Issue (i): Whether an interim order of stay passed by the Supreme Court in proceedings arising out of an earlier judgment prevents that judgment from operating as binding precedent against persons who were not parties to those proceedings.
Analysis: An interim stay suspends operation of the impugned judgment as between the parties before the higher court, but it does not erase the judgment from existence or destroy its precedential value. A stay order, especially at the interlocutory stage, does not amount to a declaration of law. The binding force of the earlier judgment as a precedent therefore continues until it is set aside, and strangers to the earlier litigation are not deprived of its benefit merely because the Supreme Court has granted interim protection in connected matters.
Conclusion: The earlier Division Bench decision remained a valid and binding precedent, and the State could not ignore it on the footing that interim stay orders had been passed in special leave proceedings.
Issue (ii): Whether vesting under the West Bengal Land Reforms Act could be continued when the statutory scheme did not provide lawful compensation for such vesting.
Analysis: Once the provision relating to vesting had been held ultra vires Article 300A for want of a just and lawful compensation mechanism, the State could not proceed to enforce the vesting provision against the petitioners unless the statute contained adequate lawful provision for compensation.

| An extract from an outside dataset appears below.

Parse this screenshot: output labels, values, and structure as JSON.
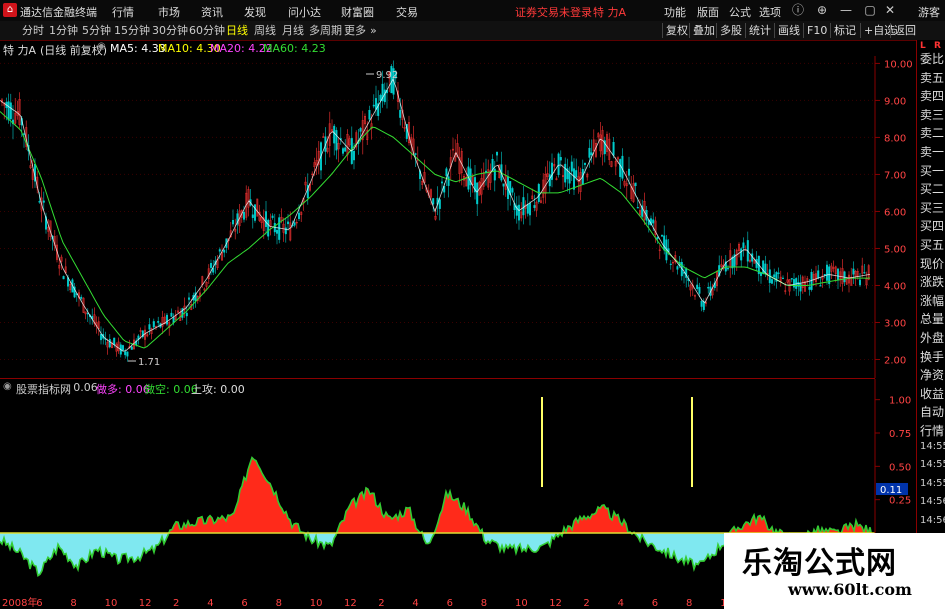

The continued operation of vesting in the absence of such compensation could not be sustained.
Conclusion: The vesting process could not be proceeded with against the petitioners until adequate lawful provision for compensation was incorporated in the Act.
Final Conclusion: The writ petitioner succeeded, the Tribunal's order was set aside, and the State was restrained from proceeding with vesting on the existing statutory footing.
Ratio Decidendi: An interim stay of an earlier judgment does not extinguish that judgment or its precedential force, and a vesting provision found unconstitutional for want of lawful compensation cannot be enforced until the defect is cured by legislation.